Após uma semana da mobilização camponesa e indígena que resultou na paralisação do complexo eólico Ventos de São Clemente, no Agreste de Pernambuco, as famílias afetadas pelo empreendimento foram surpreendidas com o religamento das turbinas no dia 26 de fevereiro.
Setor de comunicação da CPT NE2
Lucro acima da vida - A retomada do funcionamento ocorreu após decisão do desembargador Antenor Cardoso Soares Júnior, do Tribunal de Justiça de Pernambuco (TJPE), que acatou o mandado de segurança impetrado pela empresa responsável pelo empreendimento sob a argumentação de que a paralisação representaria um risco de "lesão grave ou de difícil reparação" para a empresa, mencionando na decisão, inclusive, seus prejuízos financeiros diários.
O mandado de segurança é um instrumento jurídico que pode ser utilizado quando ocorre algum ato ilegal ou abusivo por parte de uma autoridade. De acordo com a assessoria jurídica da CPT, “no caso em questão, a decisão da CPRH de não renovar a licença de operação foi devidamente fundamentada e seguiu todos os trâmites administrativos exigidos. Não é porque a empresa discorda do seu conteúdo que pode alegar que ela foi ilegal. Nesse sentido, é com muita estranheza que recebemos a decisão singular do desembargador, que determinou o religamento das turbinas em caráter liminar, ou seja, sem sequer analisar detidamente o caso”.
Ainda de acordo com a assessoria jurídica da Pastoral, “ao acatar o pedido de liminar, a decisão também desconsiderou o cenário de adoecimento e de danos socioambientais nas áreas atingidas pelo parque eólico e o total desinteresse da empresa em adotar medidas de mitigação e reparação desses danos. A postura do desembargador atropelou não apenas a autonomia administrativa da CPRH, mas também todo o seu trabalho técnico de apuração dos danos in loco e de construção de medidas mitigadoras”.

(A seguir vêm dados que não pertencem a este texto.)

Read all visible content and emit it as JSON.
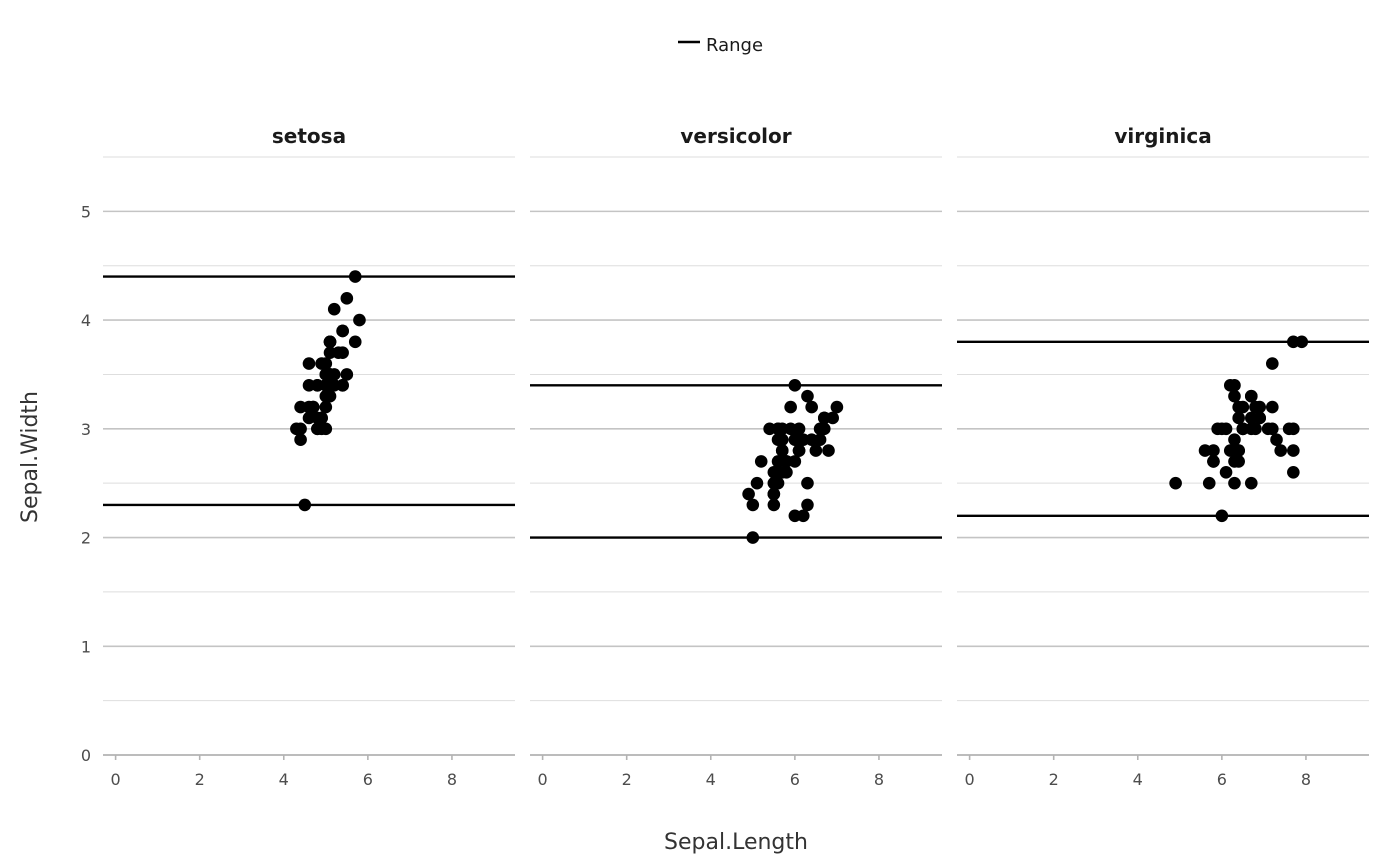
{
  "chart_data": {
    "type": "scatter",
    "xlabel": "Sepal.Length",
    "ylabel": "Sepal.Width",
    "xlim": [
      -0.3,
      9.5
    ],
    "ylim": [
      0,
      5.5
    ],
    "x_ticks": [
      0,
      2,
      4,
      6,
      8
    ],
    "y_ticks": [
      0,
      1,
      2,
      3,
      4,
      5
    ],
    "grid": true,
    "legend": {
      "position": "top",
      "entries": [
        {
          "label": "Range",
          "color": "#000000",
          "shape": "line"
        }
      ]
    },
    "point_color": "#000000",
    "panels": [
      {
        "name": "setosa",
        "range_lines": [
          2.3,
          4.4
        ],
        "points": [
          [
            5.1,
            3.5
          ],
          [
            4.9,
            3.0
          ],
          [
            4.7,
            3.2
          ],
          [
            4.6,
            3.1
          ],
          [
            5.0,
            3.6
          ],
          [
            5.4,
            3.9
          ],
          [
            4.6,
            3.4
          ],
          [
            5.0,
            3.4
          ],
          [
            4.4,
            2.9
          ],
          [
            4.9,
            3.1
          ],
          [
            5.4,
            3.7
          ],
          [
            4.8,
            3.4
          ],
          [
            4.8,
            3.0
          ],
          [
            4.3,
            3.0
          ],
          [
            5.8,
            4.0
          ],
          [
            5.7,
            4.4
          ],
          [
            5.4,
            3.9
          ],
          [
            5.1,
            3.5
          ],
          [
            5.7,
            3.8
          ],
          [
            5.1,
            3.8
          ],
          [
            5.4,
            3.4
          ],
          [
            5.1,
            3.7
          ],
          [
            4.6,
            3.6
          ],
          [
            5.1,
            3.3
          ],
          [
            4.8,
            3.4
          ],
          [
            5.0,
            3.0
          ],
          [
            5.0,
            3.4
          ],
          [
            5.2,
            3.5
          ],
          [
            5.2,
            3.4
          ],
          [
            4.7,
            3.2
          ],
          [
            4.8,
            3.1
          ],
          [
            5.4,
            3.4
          ],
          [
            5.2,
            4.1
          ],
          [
            5.5,
            4.2
          ],
          [
            4.9,
            3.1
          ],
          [
            5.0,
            3.2
          ],
          [
            5.5,
            3.5
          ],
          [
            4.9,
            3.6
          ],
          [
            4.4,
            3.0
          ],
          [
            5.1,
            3.4
          ],
          [
            5.0,
            3.5
          ],
          [
            4.5,
            2.3
          ],
          [
            4.4,
            3.2
          ],
          [
            5.0,
            3.5
          ],
          [
            5.1,
            3.8
          ],
          [
            4.8,
            3.0
          ],
          [
            5.1,
            3.8
          ],
          [
            4.6,
            3.2
          ],
          [
            5.3,
            3.7
          ],
          [
            5.0,
            3.3
          ]
        ]
      },
      {
        "name": "versicolor",
        "range_lines": [
          2.0,
          3.4
        ],
        "points": [
          [
            7.0,
            3.2
          ],
          [
            6.4,
            3.2
          ],
          [
            6.9,
            3.1
          ],
          [
            5.5,
            2.3
          ],
          [
            6.5,
            2.8
          ],
          [
            5.7,
            2.8
          ],
          [
            6.3,
            3.3
          ],
          [
            4.9,
            2.4
          ],
          [
            6.6,
            2.9
          ],
          [
            5.2,
            2.7
          ],
          [
            5.0,
            2.0
          ],
          [
            5.9,
            3.0
          ],
          [
            6.0,
            2.2
          ],
          [
            6.1,
            2.9
          ],
          [
            5.6,
            2.9
          ],
          [
            6.7,
            3.1
          ],
          [
            5.6,
            3.0
          ],
          [
            5.8,
            2.7
          ],
          [
            6.2,
            2.2
          ],
          [
            5.6,
            2.5
          ],
          [
            5.9,
            3.2
          ],
          [
            6.1,
            2.8
          ],
          [
            6.3,
            2.5
          ],
          [
            6.1,
            2.8
          ],
          [
            6.4,
            2.9
          ],
          [
            6.6,
            3.0
          ],
          [
            6.8,
            2.8
          ],
          [
            6.7,
            3.0
          ],
          [
            6.0,
            2.9
          ],
          [
            5.7,
            2.6
          ],
          [
            5.5,
            2.4
          ],
          [
            5.5,
            2.4
          ],
          [
            5.8,
            2.7
          ],
          [
            6.0,
            2.7
          ],
          [
            5.4,
            3.0
          ],
          [
            6.0,
            3.4
          ],
          [
            6.7,
            3.1
          ],
          [
            6.3,
            2.3
          ],
          [
            5.6,
            3.0
          ],
          [
            5.5,
            2.5
          ],
          [
            5.5,
            2.6
          ],
          [
            6.1,
            3.0
          ],
          [
            5.8,
            2.6
          ],
          [
            5.0,
            2.3
          ],
          [
            5.6,
            2.7
          ],
          [
            5.7,
            3.0
          ],
          [
            5.7,
            2.9
          ],
          [
            6.2,
            2.9
          ],
          [
            5.1,
            2.5
          ],
          [
            5.7,
            2.8
          ]
        ]
      },
      {
        "name": "virginica",
        "range_lines": [
          2.2,
          3.8
        ],
        "points": [
          [
            6.3,
            3.3
          ],
          [
            5.8,
            2.7
          ],
          [
            7.1,
            3.0
          ],
          [
            6.3,
            2.9
          ],
          [
            6.5,
            3.0
          ],
          [
            7.6,
            3.0
          ],
          [
            4.9,
            2.5
          ],
          [
            7.3,
            2.9
          ],
          [
            6.7,
            2.5
          ],
          [
            7.2,
            3.6
          ],
          [
            6.5,
            3.2
          ],
          [
            6.4,
            2.7
          ],
          [
            6.8,
            3.0
          ],
          [
            5.7,
            2.5
          ],
          [
            5.8,
            2.8
          ],
          [
            6.4,
            3.2
          ],
          [
            6.5,
            3.0
          ],
          [
            7.7,
            3.8
          ],
          [
            7.7,
            2.6
          ],
          [
            6.0,
            2.2
          ],
          [
            6.9,
            3.2
          ],
          [
            5.6,
            2.8
          ],
          [
            7.7,
            2.8
          ],
          [
            6.3,
            2.7
          ],
          [
            6.7,
            3.3
          ],
          [
            7.2,
            3.2
          ],
          [
            6.2,
            2.8
          ],
          [
            6.1,
            3.0
          ],
          [
            6.4,
            2.8
          ],
          [
            7.2,
            3.0
          ],
          [
            7.4,
            2.8
          ],
          [
            7.9,
            3.8
          ],
          [
            6.4,
            2.8
          ],
          [
            6.3,
            2.8
          ],
          [
            6.1,
            2.6
          ],
          [
            7.7,
            3.0
          ],
          [
            6.3,
            3.4
          ],
          [
            6.4,
            3.1
          ],
          [
            6.0,
            3.0
          ],
          [
            6.9,
            3.1
          ],
          [
            6.7,
            3.1
          ],
          [
            6.9,
            3.1
          ],
          [
            5.8,
            2.7
          ],
          [
            6.8,
            3.2
          ],
          [
            6.7,
            3.3
          ],
          [
            6.7,
            3.0
          ],
          [
            6.3,
            2.5
          ],
          [
            6.5,
            3.0
          ],
          [
            6.2,
            3.4
          ],
          [
            5.9,
            3.0
          ]
        ]
      }
    ]
  }
}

O complexo Ventos de São Clemente, que está localizado no Agreste de Pernambuco, possui 126 aerogeradores que operam ininterruptamente 24 horas por dia há dez anos, emitindo ruídos comparáveis aos de uma turbina de avião, o que tem afetado a saúde e a vida de pessoas e animais que vivem no entorno. Em razão desses e de outros impactos provocados pela empresa, as famílias afetadas decidiram realizar a mobilização na ADEPE, entre os dias 17 e 18 de fevereiro, para dar visibilidade e denunciar as violações de direitos sofridas.
Para Eurenice da Silva, agente pastoral da CPT que acompanha as famílias impactadas por empreendimentos eólicos no Agreste, o religamento das turbinas, a partir de uma decisão do TJPE, provocou um sentimento "de revolta, dor e indignação, especialmente porque constatamos que o dinheiro fala mais alto”.
Para o agricultor Walison José da Silva, “por mais que a gente tenha provas, por mais que a empresa seja irregular, o Poder Judiciário libera a empresa para continuar ‘matando’ a comunidade. É revoltante. Se fosse qualquer um de nós, agricultores, fazendo algo errado ou prejudicando a empresa, seríamos punidos na hora”. José Salgado, do Sítio Pau Ferro, em Caetés, também compartilha a indignação das famílias diante da decisão do desembargador. “É um sentimento de impunidade. É revoltante saber que quem tem o poder na ponta da caneta só se preocupa com a empresa e não com o ser humano que está sofrendo os impactos causados por ela. Não pode haver dor maior do que perceber que, para o Poder Judiciário, uma vida vale menos do que uma torre eólica”, destacou.
As famílias camponesas dos municípios onde estão instalados os aerogeradores do Complexo São Clemente prometeram não esmorecer a luta e seguirão organizadas e articuladas para rever a situação. No âmbito judicial, o próximo passo será a intimação da CPRH para apresentar esclarecimentos sobre a decisão de não renovar a licença de operação da empresa. Além disso, o Ministério Público Estadual também será chamado a se manifestar sobre a situação.